When my friend finished venting his frustrations, he stopped and said, “You’re not saying anything.”

I replied, “I think we’re going to have to agree to disagree on this one and move on.”

At that point, he began asking me why I feel the way I do, and in a calm manner I laid out my position.

He was silent for a moment, and then said, “You probably think I’m a really selfish middle-class white guy, don’t you?”

I told him that only he could make that call, but that I did think we had very different assessments of the problem and possible solutions.

He exhaled as he said, “I work a million hours a week, and now that Anonymous has taken down servers, I’m working a million plus a thousand. I don’t have anymore to give!”

I summed up his position by saying, “You’re frustrated because what happened doesn’t make sense to you, you don’t understand the other side’s perspective, and you are frustrated because protesting the injustice has created a problem that is not only exhausting, it’s currently unsolvable.”

He sighed, and said, “Yeah, and now I’m afraid that if I can’t solve it, I’m going to get fired.”

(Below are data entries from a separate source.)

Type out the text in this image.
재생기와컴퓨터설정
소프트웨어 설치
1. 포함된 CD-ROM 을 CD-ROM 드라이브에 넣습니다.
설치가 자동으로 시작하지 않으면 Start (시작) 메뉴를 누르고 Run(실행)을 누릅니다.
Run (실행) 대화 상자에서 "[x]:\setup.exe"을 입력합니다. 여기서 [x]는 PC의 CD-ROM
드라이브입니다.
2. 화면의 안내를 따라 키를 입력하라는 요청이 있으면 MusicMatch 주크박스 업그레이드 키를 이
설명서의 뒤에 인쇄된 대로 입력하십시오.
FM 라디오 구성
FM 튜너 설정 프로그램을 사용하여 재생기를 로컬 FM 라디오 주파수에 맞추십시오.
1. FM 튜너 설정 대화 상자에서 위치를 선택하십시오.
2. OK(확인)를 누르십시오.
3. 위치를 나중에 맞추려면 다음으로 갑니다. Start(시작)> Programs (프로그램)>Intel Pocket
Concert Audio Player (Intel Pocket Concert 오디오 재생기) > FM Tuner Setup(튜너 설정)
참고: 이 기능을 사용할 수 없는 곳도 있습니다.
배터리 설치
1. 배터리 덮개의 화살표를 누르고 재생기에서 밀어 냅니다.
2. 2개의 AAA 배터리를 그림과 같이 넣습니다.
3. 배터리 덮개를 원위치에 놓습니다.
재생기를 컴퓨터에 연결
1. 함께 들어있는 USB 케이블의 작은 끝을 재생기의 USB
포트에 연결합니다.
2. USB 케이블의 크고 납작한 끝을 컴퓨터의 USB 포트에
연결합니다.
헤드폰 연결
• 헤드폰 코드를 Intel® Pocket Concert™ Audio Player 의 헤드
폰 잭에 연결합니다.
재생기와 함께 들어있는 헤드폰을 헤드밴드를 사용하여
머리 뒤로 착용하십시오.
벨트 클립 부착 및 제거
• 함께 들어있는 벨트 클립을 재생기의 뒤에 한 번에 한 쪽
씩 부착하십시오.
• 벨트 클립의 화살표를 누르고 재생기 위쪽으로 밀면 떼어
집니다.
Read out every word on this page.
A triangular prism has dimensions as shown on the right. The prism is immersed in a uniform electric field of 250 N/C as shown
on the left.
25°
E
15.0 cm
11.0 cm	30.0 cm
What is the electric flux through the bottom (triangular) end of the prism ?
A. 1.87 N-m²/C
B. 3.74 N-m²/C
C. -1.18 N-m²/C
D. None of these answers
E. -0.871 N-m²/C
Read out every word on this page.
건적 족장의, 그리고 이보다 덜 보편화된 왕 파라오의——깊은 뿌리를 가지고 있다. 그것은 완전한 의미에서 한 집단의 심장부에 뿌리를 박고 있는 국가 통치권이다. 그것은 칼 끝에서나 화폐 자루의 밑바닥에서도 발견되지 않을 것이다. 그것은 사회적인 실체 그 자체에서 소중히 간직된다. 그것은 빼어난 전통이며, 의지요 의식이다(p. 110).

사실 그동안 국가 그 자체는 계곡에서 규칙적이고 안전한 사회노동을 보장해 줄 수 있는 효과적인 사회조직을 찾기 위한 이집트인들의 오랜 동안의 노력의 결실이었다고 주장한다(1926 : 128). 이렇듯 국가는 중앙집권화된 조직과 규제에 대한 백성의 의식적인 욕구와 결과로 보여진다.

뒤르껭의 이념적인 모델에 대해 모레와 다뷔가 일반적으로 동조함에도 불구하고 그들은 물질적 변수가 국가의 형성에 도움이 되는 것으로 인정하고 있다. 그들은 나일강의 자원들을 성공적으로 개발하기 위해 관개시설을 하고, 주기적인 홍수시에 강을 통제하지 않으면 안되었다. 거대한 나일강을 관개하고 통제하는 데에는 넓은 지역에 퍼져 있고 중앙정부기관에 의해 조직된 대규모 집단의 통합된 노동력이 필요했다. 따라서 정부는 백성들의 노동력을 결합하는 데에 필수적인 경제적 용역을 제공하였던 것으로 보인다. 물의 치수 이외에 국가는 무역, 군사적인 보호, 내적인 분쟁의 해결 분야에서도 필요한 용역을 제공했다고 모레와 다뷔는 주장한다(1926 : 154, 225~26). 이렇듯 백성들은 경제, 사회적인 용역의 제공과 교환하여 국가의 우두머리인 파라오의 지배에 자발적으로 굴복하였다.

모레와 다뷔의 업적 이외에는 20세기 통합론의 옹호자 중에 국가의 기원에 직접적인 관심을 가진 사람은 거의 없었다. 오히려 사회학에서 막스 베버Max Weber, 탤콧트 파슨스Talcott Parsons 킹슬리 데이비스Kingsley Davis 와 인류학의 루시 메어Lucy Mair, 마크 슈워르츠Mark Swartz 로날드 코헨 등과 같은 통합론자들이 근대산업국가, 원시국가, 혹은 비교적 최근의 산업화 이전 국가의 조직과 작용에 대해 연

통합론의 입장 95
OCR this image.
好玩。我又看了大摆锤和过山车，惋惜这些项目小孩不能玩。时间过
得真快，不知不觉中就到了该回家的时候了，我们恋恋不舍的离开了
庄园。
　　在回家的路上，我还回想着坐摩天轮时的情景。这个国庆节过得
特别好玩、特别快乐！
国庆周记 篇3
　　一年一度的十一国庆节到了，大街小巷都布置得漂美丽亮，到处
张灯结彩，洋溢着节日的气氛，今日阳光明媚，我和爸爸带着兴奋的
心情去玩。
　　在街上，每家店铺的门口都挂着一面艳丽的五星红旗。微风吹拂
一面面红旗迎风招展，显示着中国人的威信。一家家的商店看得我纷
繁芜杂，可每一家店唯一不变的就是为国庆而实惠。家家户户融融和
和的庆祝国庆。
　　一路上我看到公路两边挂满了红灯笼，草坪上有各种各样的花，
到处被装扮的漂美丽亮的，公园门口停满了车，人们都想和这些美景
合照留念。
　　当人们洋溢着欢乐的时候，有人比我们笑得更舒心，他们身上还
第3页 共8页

We ended the conversation amicably – with me suggesting that maybe he could volunteer a few hours every month to teach people computer skills.

He laughed, and said, “If I’m not out looking for a new job.”

I don’t have an answer for the world’s problems (although, earlier this week I did suggest that perhaps forming peer editing groups, as we do in my English classes, might be the start of a solution), but I do know that all of the rage that people are directing at one another (whether deserved or undeserved) is making it harder to have any type of discussions about how to solve problems.

Perhaps, as difficult as it may be, the first step is to simply stop, look and listen – and then ask yourself what small action you could take; because in order to move mountains, you have to, at some point, begin by carrying stones.